Research

Bozdag lab research diagram

Research Statement Summary

My lab’s research goal is to develop open source integrative computational tools to analyze high dimensional biological, clinical and environmental exposure datasets to infer context-specific gene regulatory interactions and modules, and to predict disease associated genes and patient-specific drug response. With the advances in high throughput technologies in biology, numerous national and international consortiums have generated a vast amount of genotype, phenotype, gene expression, and epigenetic data (collectively called multi-omics data), which have been made available to the scientific community. Furthermore, ongoing large initiatives such as UK Biobank, Million Records Project, and All of Us research program will bring vast amounts of multi-omics datasets from millions of individuals. Each of these different data modalities (e.g., mRNA expression, DNA methylation, mutation, microRNA (miRNA) expression, and copy number alteration) describes one facet of the underlying biology. Consequently, there is a tremendous need for scalable methods that can integrate different layers of multi-omics datasets across millions of individuals from different backgrounds. These methods would produce valuable insights into human diseases and pave the way for precision medicine. My research program is devoted to developing integrative computational tools utilizing artificial intelligence, machine learning and data mining methods to analyze these multi-omics datasets.

FUNDING

MIRA (R35GM133657)

Research Themes

1. Building machine learning models integrating multi-modal biomedical datasets

We have been involved in building several classification tools to predict gene expression, disease subtype, and drug carcinogenicity. Specifically, we have developed deep learning architecture called PPAD to integrate cross-sectional and longitudinal datasets of Alzheimer’s disease to predict its progression. We developed a k-nearest neighbor-based model to predict gene expression changes based on DNA methylation signal. We employed ensemble-based learning method to predict in vivo carcinogenicity. We also developed tools to predict subtype of cancer patients, namely predicting epigenetic subtype and molecular subtype of glioblastoma patients. We also developed a tool named NRPReTo to predict nuclear receptor proteins based on sequence- and structure-based features.

Selected Publications

S. S. Madugula, S. Pandey, S. Amalapurapu, and S. Bozdag, “NRPreTo: A Machine Learning-Based Nuclear Receptor and Subfamily Prediction Tool,” ACS Omega, May 2023, https://doi.org/10.1021/acsomega.3c00286.

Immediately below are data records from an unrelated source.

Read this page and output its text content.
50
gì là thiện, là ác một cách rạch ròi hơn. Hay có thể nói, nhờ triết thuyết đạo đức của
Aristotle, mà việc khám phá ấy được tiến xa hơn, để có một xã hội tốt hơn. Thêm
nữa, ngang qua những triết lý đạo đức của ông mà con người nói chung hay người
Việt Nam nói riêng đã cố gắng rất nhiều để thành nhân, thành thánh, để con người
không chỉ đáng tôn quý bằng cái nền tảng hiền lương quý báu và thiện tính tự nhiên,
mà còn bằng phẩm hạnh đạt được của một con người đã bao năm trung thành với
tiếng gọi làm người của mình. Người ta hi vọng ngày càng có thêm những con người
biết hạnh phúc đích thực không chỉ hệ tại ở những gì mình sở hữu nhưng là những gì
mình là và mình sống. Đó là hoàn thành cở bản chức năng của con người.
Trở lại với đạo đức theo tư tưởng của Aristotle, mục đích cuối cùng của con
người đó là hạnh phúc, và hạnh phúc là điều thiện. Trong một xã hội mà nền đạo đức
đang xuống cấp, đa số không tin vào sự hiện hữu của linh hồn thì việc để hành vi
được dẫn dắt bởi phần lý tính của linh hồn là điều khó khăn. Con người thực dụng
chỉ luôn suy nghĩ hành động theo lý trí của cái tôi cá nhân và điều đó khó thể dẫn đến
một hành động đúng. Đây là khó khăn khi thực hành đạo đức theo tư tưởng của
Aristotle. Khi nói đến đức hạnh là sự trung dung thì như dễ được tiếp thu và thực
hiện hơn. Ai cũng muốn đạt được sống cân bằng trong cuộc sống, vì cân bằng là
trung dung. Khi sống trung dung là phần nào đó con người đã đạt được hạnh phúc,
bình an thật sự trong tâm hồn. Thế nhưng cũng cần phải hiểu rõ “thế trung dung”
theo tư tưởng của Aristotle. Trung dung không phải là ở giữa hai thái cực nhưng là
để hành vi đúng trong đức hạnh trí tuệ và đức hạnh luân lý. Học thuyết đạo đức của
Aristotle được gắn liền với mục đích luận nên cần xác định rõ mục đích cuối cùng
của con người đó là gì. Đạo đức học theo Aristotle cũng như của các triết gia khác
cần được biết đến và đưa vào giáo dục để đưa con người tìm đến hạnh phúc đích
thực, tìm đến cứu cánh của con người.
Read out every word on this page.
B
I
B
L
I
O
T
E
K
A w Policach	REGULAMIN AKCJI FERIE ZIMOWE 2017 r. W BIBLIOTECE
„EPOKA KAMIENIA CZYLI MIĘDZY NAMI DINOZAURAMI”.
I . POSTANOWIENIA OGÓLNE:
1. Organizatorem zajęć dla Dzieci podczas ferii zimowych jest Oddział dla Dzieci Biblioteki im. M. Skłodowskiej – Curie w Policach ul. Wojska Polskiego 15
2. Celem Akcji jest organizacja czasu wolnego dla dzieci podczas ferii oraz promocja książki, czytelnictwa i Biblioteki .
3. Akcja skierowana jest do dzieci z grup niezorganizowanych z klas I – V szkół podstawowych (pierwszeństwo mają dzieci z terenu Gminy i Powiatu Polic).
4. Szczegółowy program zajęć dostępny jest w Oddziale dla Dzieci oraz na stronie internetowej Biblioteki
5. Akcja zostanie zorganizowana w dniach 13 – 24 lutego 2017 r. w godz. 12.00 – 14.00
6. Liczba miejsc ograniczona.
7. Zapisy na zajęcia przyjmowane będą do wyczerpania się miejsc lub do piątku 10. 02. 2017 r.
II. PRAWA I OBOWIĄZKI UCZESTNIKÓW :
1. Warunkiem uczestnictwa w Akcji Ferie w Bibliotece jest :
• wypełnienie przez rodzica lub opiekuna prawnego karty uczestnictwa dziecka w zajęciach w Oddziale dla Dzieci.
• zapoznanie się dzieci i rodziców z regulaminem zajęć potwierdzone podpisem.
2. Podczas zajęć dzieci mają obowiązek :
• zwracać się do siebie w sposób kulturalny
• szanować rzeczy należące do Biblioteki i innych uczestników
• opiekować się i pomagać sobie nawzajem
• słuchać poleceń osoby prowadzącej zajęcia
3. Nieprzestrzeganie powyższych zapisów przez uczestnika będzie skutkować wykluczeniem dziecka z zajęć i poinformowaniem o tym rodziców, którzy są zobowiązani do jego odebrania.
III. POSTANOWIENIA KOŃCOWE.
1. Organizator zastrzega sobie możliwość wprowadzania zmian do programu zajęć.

M. Al Olaimat, J. Martinez, F. Saeed, S. Bozdag, and Alzheimer’s Disease Neuroimaging Initiative, “PPAD: a deep learning architecture to predict progression of Alzheimer’s disease,” (ISMB/ECCB 2023) Bioinformatics, vol. 39, no. Supplement_1, pp. i149–i157, Jun. 2023, doi: 10.1093/bioinformatics/btad249.

T. Yang, M. A. Al-Duailij, S. Bozdag and F. Saeed, Classification of Autism Spectrum Disorder Using rs-fMRI data and Graph Convolutional Networks, 2022 IEEE International Conference on Big Data (Big Data), Osaka, Japan, 2022, pp. 3131-3138, https://doi.org/10.1109/BigData55660.2022.10021070

Baur, B., & Bozdag, S. (2016). A Feature Selection Algorithm to Compute Gene Centric Methylation from Probe Level Methylation Data. PloS One11(2), e0148977. https://doi.org/10.1371/journal.pone.0148977

Baysan, M., Bozdag, S., Cam, M. C., Kotliarova, S., Ahn, S., Walling, J., … Fine, H. A. (2012). G-cimp status prediction of glioblastoma samples using mRNA expression data. PLoS One7(11), e47839. https://doi.org/10.1371/journal.pone.0047839

2. Graph representation learning methods for network biology

In recent years, we have developed several machine learning tools in network biology to integrate multi-modal biomedical datasets. We developed a random walk with restart method called PhenoGeneRanker that works on multiplex heterogeneous networks of genes and phenotypes (i.e., networks with multiple types of nodes and edges) to rank disease-associated genes. We have developed a node embedding method for multiplex heterogeneous networks called NeCO and used it to compute hypertension-related genes. We developed SUPREME, which integrates multi-layer networks for downstream tasks such as node classification and GRAF, which fuses multi-layer networks into a single network and perform downstream tasks.

Selected Publications

Zitnik M, Li MM, Wells A, Glass K, Gysi DM, Krishnan A, Murali TM, Radivojac P, Roy S, Baudot A, Bozdag S, Chen DZ, Cowen L, Devkota K, Gitter A, Gosline S, Gu P, Guzzi PH, Huang H, Jiang M, Kesimoglu ZN, Koyuturk M, Ma J, Pico AR, Pržulj N, Przytycka TM, Raphael BJ, Ritz A, Sharan R, Shen Y, Singh M, Slonim DK, Tong H, Yang XH, Yoon BJ, Yu H, Milenković T. Current and future directions in network biology. arXiv; 2023. http://arxiv.org/abs/2309.08478.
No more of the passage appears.